Platform SDK: Active Directory, ADSI, and Directory Services

What is a Directory Service?

A directory is similar to a database, but typically contains more descriptive, attribute-based information — information that is generally read more often than it is written. Also, directories are designed to contain data that is concise and strictly relevant to the entry. By contrast, databases are designed to hold large amounts of data per entry that may or may not be directly relevant to the entry. For this reason, directories don't usually implement the transaction or roll-back schemes that regular databases require. If they are permitted at all, directory updates are typically simple all-or-nothing changes. Directories are tuned to respond quickly to high-volume lookup or search operations.

A lookup is an operation that targets a specific, unique entry, such as a domain name. A search is an operation that targets data common to multiple entries, such as the information collected by an Internet search engine on a topic.

Directories may replicate information widely, in order to increase availability and reliability, and thus reduce response time. When directory information is replicated, temporary inconsistencies between the replicas may be acceptable — as long as all the replicas are updated eventually — depending on the particular application of the directory. These applications can only be defined by the specific directory design and are irrelevant to the deployment of LDAP.

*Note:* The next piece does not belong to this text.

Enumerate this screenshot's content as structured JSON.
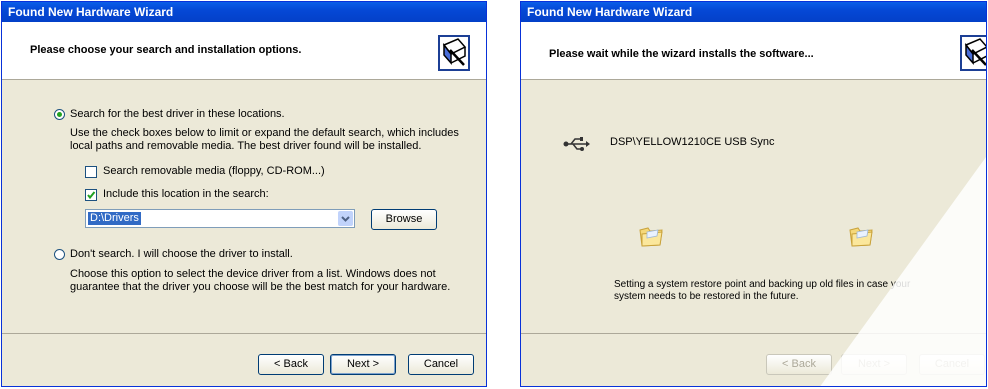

There are many different ways to provide a directory service. Different methods allow various kinds of information to be stored in a directory, require the information to be referenced, queried, updated, and protected in different ways, and so forth. Some directory services are local, providing service to a restricted context (such as the finger service on a single machine). Other services are global, providing service to a much broader context (for example, the entire Internet). Global services are usually distributed, meaning that the data they contain is spread across many machines, which cooperate to provide the directory service. Typically a global service defines a uniform name space which gives the same view of the data no matter where the machine is in relation to the data.